Unfortunately as the @David_Cameron Twitter account was live-tweeting the names of those handed Ministerial responsibilities on the 11 May, there came with it a sense of foreboding about what might be about to enfold. Somewhat desperate tweets were being written by journalists and property stakeholders along the lines of ‘Who is the housing minister?’ Pre-election it had been Brandon Lewis and given he had won his seat with an increased majority it seemed a good bet that he would get the gig again, adding a layer of continuity which has been much missed from this particular brief.
By late afternoon, the Twitter feed had made no mention of a Housing Minister, but then there was this: ‘Mark Francois will become Minister of State at Department for Communities and Local Government’. Soon after the Gov.uk website announced that Francois, now had responsibility for housing, planning and development, the Ebbsfleet development and traveller policy.
Quelle surprise. Another new housing minister we all thought – which would have made it three in two years and, lo and behold, the words, ‘He will attend Cabinet’ were again missing from the announcement. Back to square one then, or perhaps given the fact that it appeared Mr. Lewis had been jettisoned, back to square minus one.
However, the situation suddenly went all ‘Yes Minister’ and by early the next morning it appeared a u-turn was on the cards, certainly when it came to the individual who would be housing and planning minister. Step forward once again Brandon Lewis who, we were now told, would actually been remaining in his post. A positive at last given that Mr.

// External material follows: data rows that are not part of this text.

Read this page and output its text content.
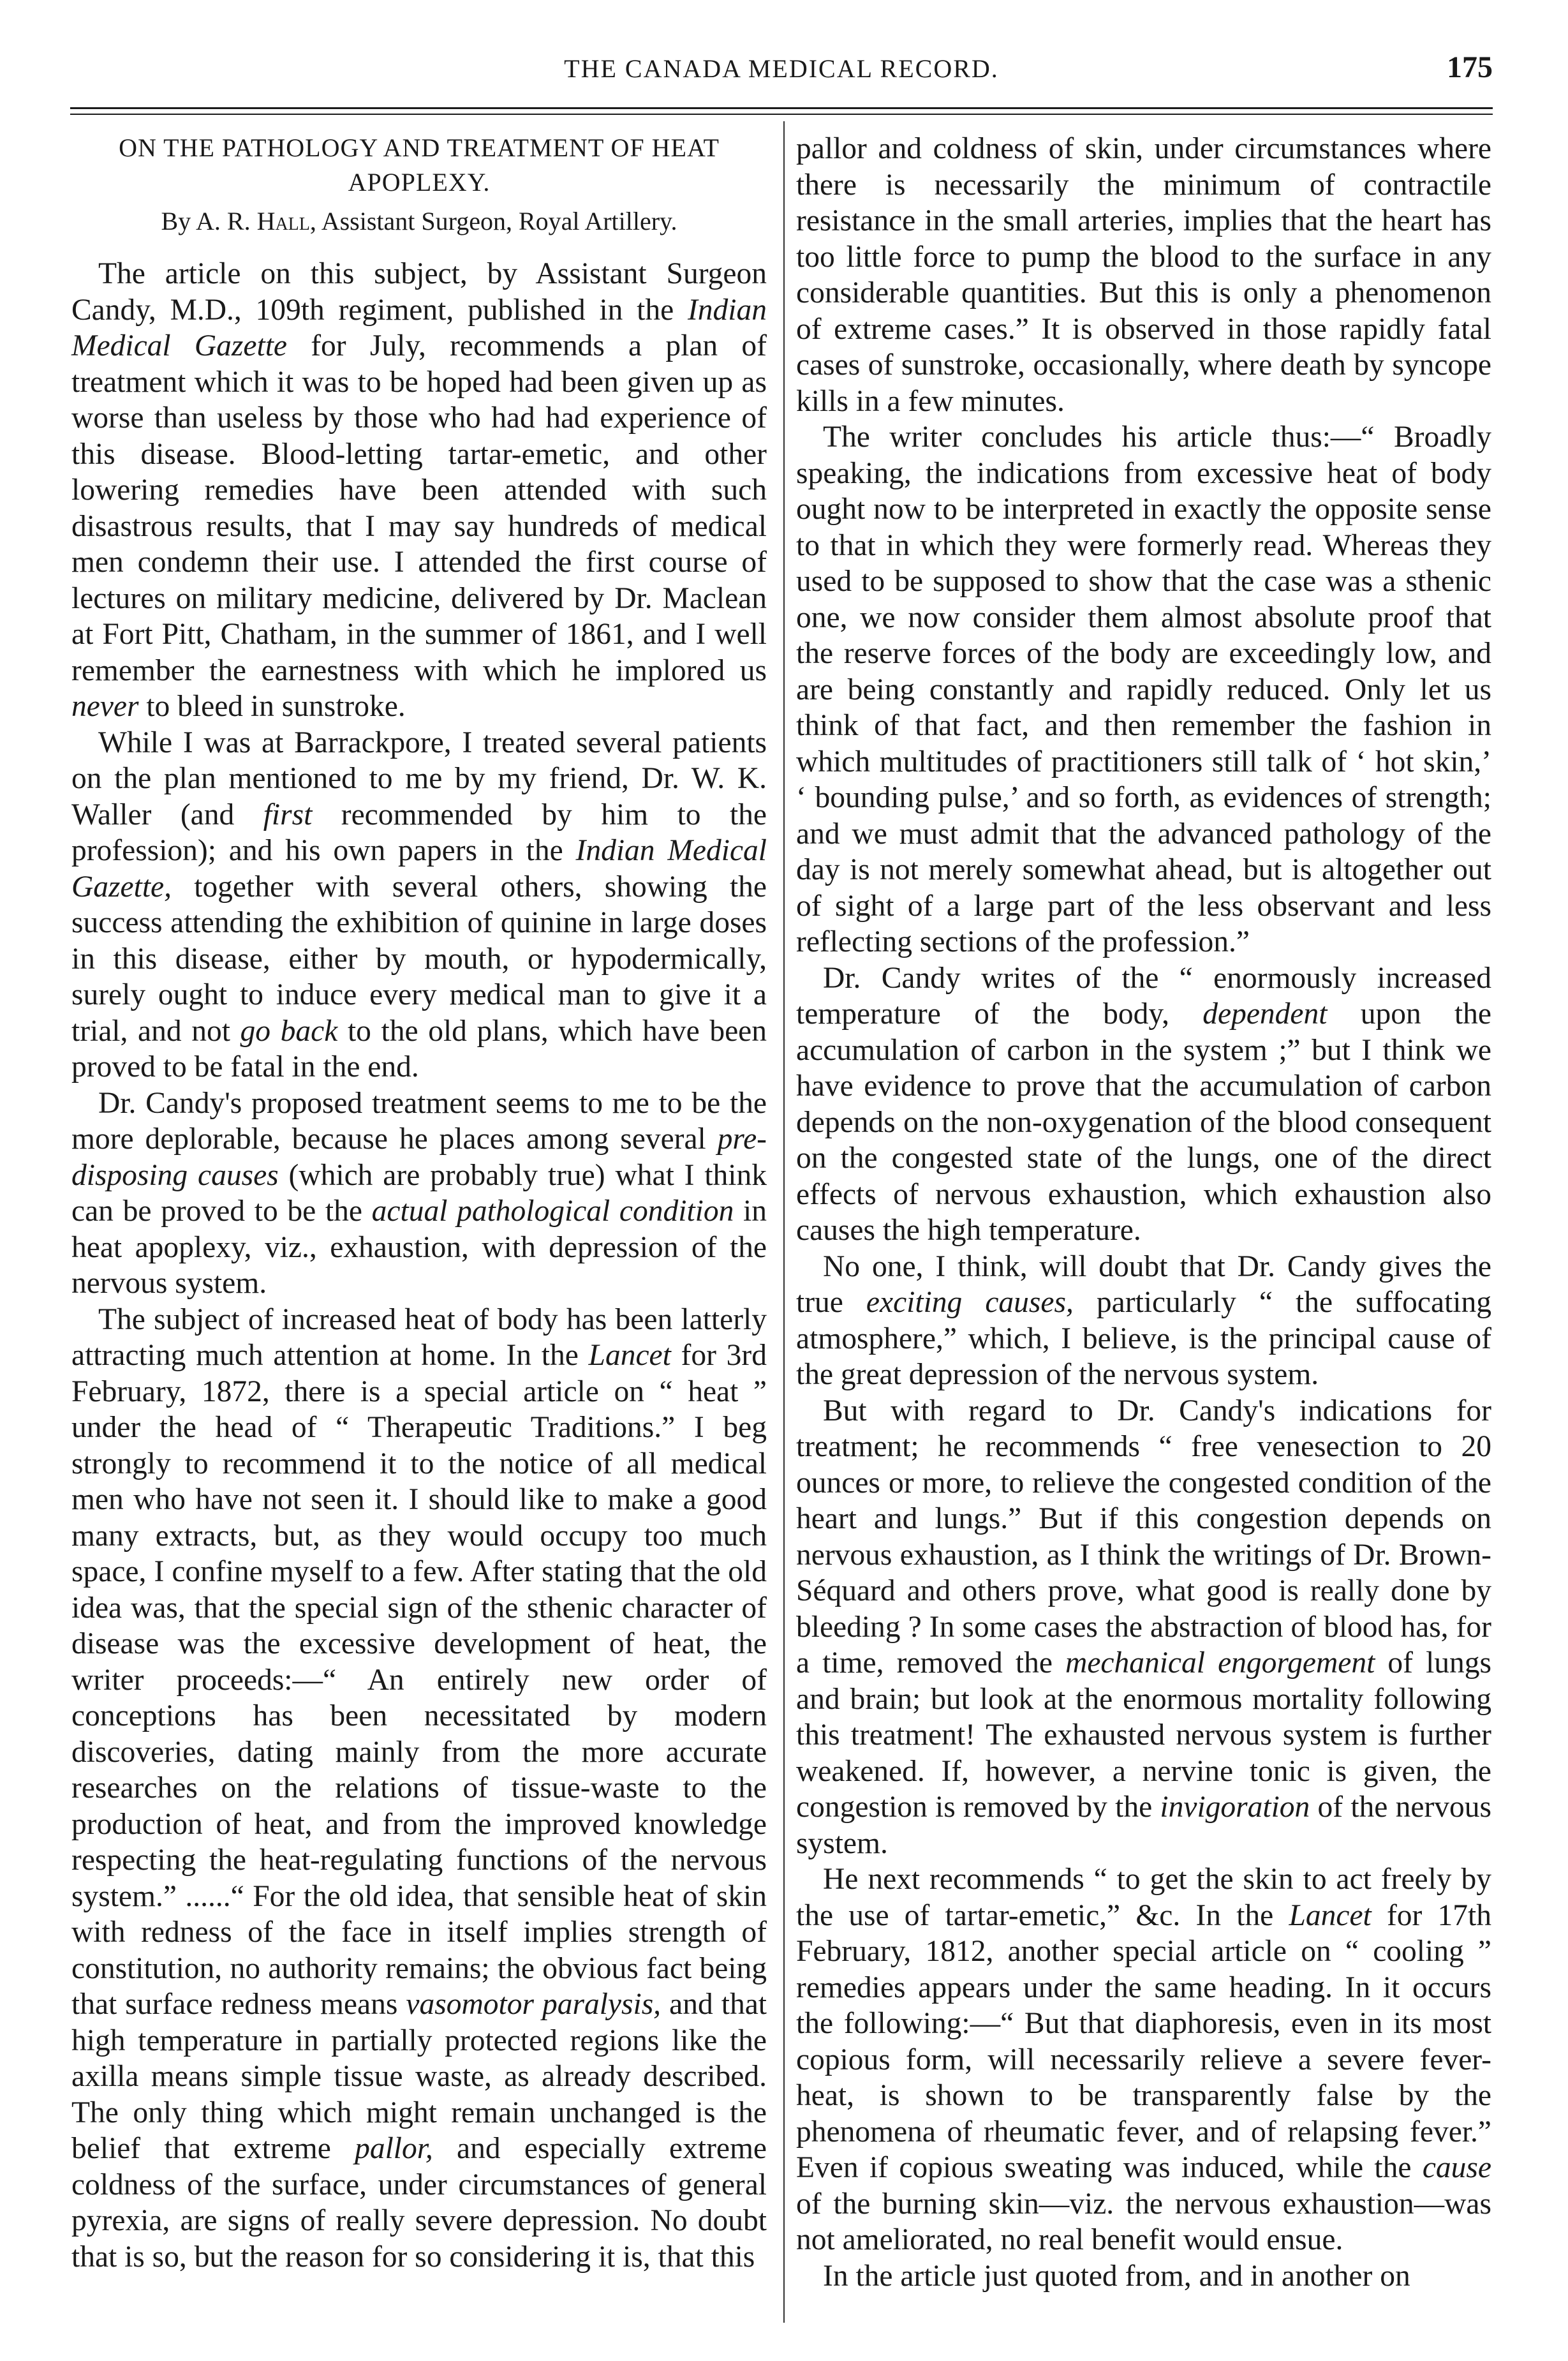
THE CANADA MEDICAL RECORD.	175
ON THE PATHOLOGY AND TREATMENT OF HEAT APOPLEXY.
By A. R. Hall, Assistant Surgeon, Royal Artillery.

The article on this subject, by Assistant Surgeon Candy, M.D., 109th regiment, published in the Indian Medical Gazette for July, recommends a plan of treatment which it was to be hoped had been given up as worse than useless by those who had had experience of this disease. Blood-letting tartar-emetic, and other lowering remedies have been attended with such disastrous results, that I may say hundreds of medical men condemn their use. I attended the first course of lectures on military medicine, delivered by Dr. Maclean at Fort Pitt, Chatham, in the summer of 1861, and I well remember the earnestness with which he implored us never to bleed in sunstroke.

While I was at Barrackpore, I treated several patients on the plan mentioned to me by my friend, Dr. W. K. Waller (and first recommended by him to the profession); and his own papers in the Indian Medical Gazette, together with several others, showing the success attending the exhibition of quinine in large doses in this disease, either by mouth, or hypodermically, surely ought to induce every medical man to give it a trial, and not go back to the old plans, which have been proved to be fatal in the end.

Dr. Candy's proposed treatment seems to me to be the more deplorable, because he places among several pre-disposing causes (which are probably true) what I think can be proved to be the actual pathological condition in heat apoplexy, viz., exhaustion, with depression of the nervous system.

The subject of increased heat of body has been latterly attracting much attention at home. In the Lancet for 3rd February, 1872, there is a special article on “ heat ” under the head of “ Therapeutic Traditions.” I beg strongly to recommend it to the notice of all medical men who have not seen it. I should like to make a good many extracts, but, as they would occupy too much space, I confine myself to a few. After stating that the old idea was, that the special sign of the sthenic character of disease was the excessive development of heat, the writer proceeds:—“ An entirely new order of conceptions has been necessitated by modern discoveries, dating mainly from the more accurate researches on the relations of tissue-waste to the production of heat, and from the improved knowledge respecting the heat-regulating functions of the nervous system.” ......“ For the old idea, that sensible heat of skin with redness of the face in itself implies strength of constitution, no authority remains; the obvious fact being that surface redness means vasomotor paralysis, and that high temperature in partially protected regions like the axilla means simple tissue waste, as already described. The only thing which might remain unchanged is the belief that extreme pallor, and especially extreme coldness of the surface, under circumstances of general pyrexia, are signs of really severe depression. No doubt that is so, but the reason for so considering it is, that this

pallor and coldness of skin, under circumstances where there is necessarily the minimum of contractile resistance in the small arteries, implies that the heart has too little force to pump the blood to the surface in any considerable quantities. But this is only a phenomenon of extreme cases.” It is observed in those rapidly fatal cases of sunstroke, occasionally, where death by syncope kills in a few minutes.

The writer concludes his article thus:—“ Broadly speaking, the indications from excessive heat of body ought now to be interpreted in exactly the opposite sense to that in which they were formerly read. Whereas they used to be supposed to show that the case was a sthenic one, we now consider them almost absolute proof that the reserve forces of the body are exceedingly low, and are being constantly and rapidly reduced. Only let us think of that fact, and then remember the fashion in which multitudes of practitioners still talk of ‘ hot skin,’ ‘ bounding pulse,’ and so forth, as evidences of strength; and we must admit that the advanced pathology of the day is not merely somewhat ahead, but is altogether out of sight of a large part of the less observant and less reflecting sections of the profession.”

Dr. Candy writes of the “ enormously increased temperature of the body, dependent upon the accumulation of carbon in the system ;” but I think we have evidence to prove that the accumulation of carbon depends on the non-oxygenation of the blood consequent on the congested state of the lungs, one of the direct effects of nervous exhaustion, which exhaustion also causes the high temperature.

No one, I think, will doubt that Dr. Candy gives the true exciting causes, particularly “ the suffocating atmosphere,” which, I believe, is the principal cause of the great depression of the nervous system.

But with regard to Dr. Candy's indications for treatment; he recommends “ free venesection to 20 ounces or more, to relieve the congested condition of the heart and lungs.” But if this congestion depends on nervous exhaustion, as I think the writings of Dr. Brown-Séquard and others prove, what good is really done by bleeding ? In some cases the abstraction of blood has, for a time, removed the mechanical engorgement of lungs and brain; but look at the enormous mortality following this treatment! The exhausted nervous system is further weakened. If, however, a nervine tonic is given, the congestion is removed by the invigoration of the nervous system.

He next recommends “ to get the skin to act freely by the use of tartar-emetic,” &c. In the Lancet for 17th February, 1812, another special article on “ cooling ” remedies appears under the same heading. In it occurs the following:—“ But that diaphoresis, even in its most copious form, will necessarily relieve a severe fever-heat, is shown to be transparently false by the phenomena of rheumatic fever, and of relapsing fever.” Even if copious sweating was induced, while the cause of the burning skin—viz. the nervous exhaustion—was not ameliorated, no real benefit would ensue.

In the article just quoted from, and in another on
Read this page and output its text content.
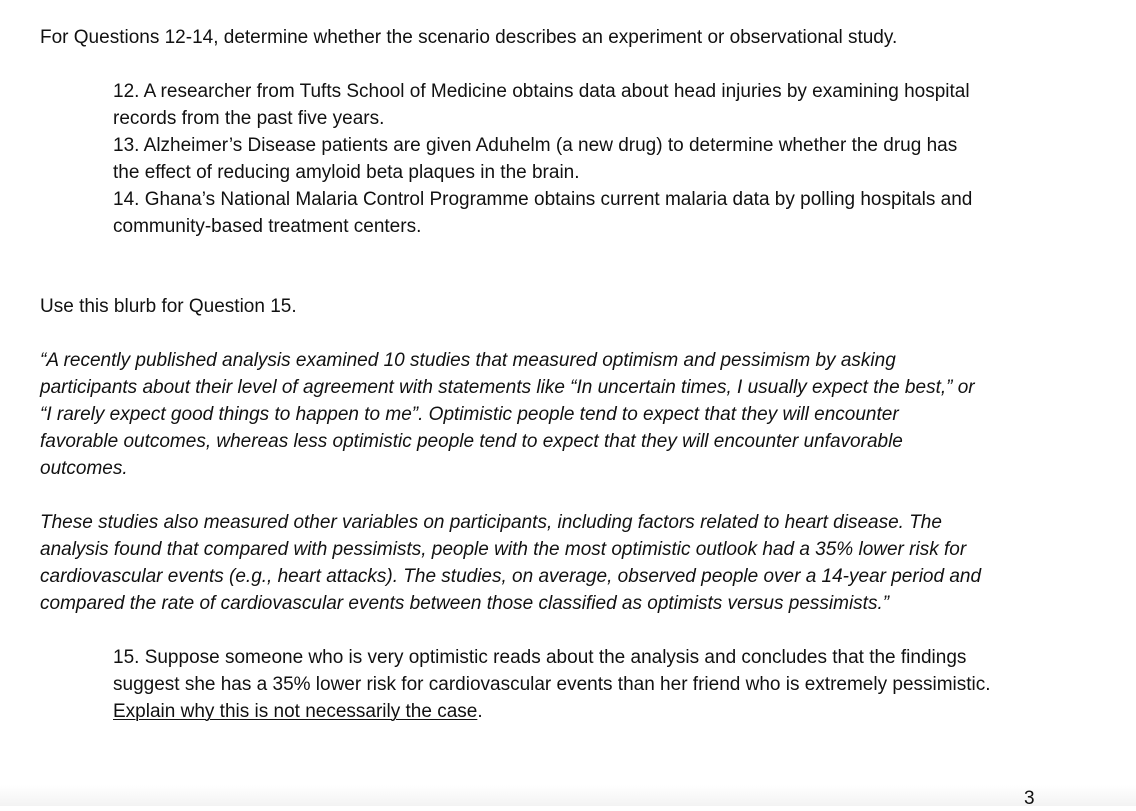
For Questions 12-14, determine whether the scenario describes an experiment or observational study.

12. A researcher from Tufts School of Medicine obtains data about head injuries by examining hospital
records from the past five years.
13. Alzheimer’s Disease patients are given Aduhelm (a new drug) to determine whether the drug has
the effect of reducing amyloid beta plaques in the brain.
14. Ghana’s National Malaria Control Programme obtains current malaria data by polling hospitals and
community-based treatment centers.

Use this blurb for Question 15.

“A recently published analysis examined 10 studies that measured optimism and pessimism by asking
participants about their level of agreement with statements like “In uncertain times, I usually expect the best,” or
“I rarely expect good things to happen to me”. Optimistic people tend to expect that they will encounter
favorable outcomes, whereas less optimistic people tend to expect that they will encounter unfavorable
outcomes.
These studies also measured other variables on participants, including factors related to heart disease. The
analysis found that compared with pessimists, people with the most optimistic outlook had a 35% lower risk for
cardiovascular events (e.g., heart attacks). The studies, on average, observed people over a 14-year period and
compared the rate of cardiovascular events between those classified as optimists versus pessimists.”
15. Suppose someone who is very optimistic reads about the analysis and concludes that the findings
suggest she has a 35% lower risk for cardiovascular events than her friend who is extremely pessimistic.
Explain why this is not necessarily the case.
3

Lewis no doubt has developed some strong relationships during his time as housing minister – relationships which will be vital in tackling the supply shortage problem.
However, the long-called for elevation to Cabinet meetings would not be forthcoming which again seems to send the message that housing isn’t quite as important to the government as we were led to believe during the Election. Number 10 has provided a flim-flam answer to this, suggesting that the DCLG minister Greg Clark will be present at Cabinet and given the DCLG covers housing then “it’s fair to say this issue will be covered”. But, I’m sure like many there is a feeling of being short-changed here.
The somewhat shambolic way this reappointment has been handled does not provide a confident start to what is a hugely important role over the next five years. And the situation still leaves me hoping that the position will one day match that importance and we might at some stage have a representative sitting at the very top table of UK politics. I vehemently believe such a stance would show us the respect our industry deserves.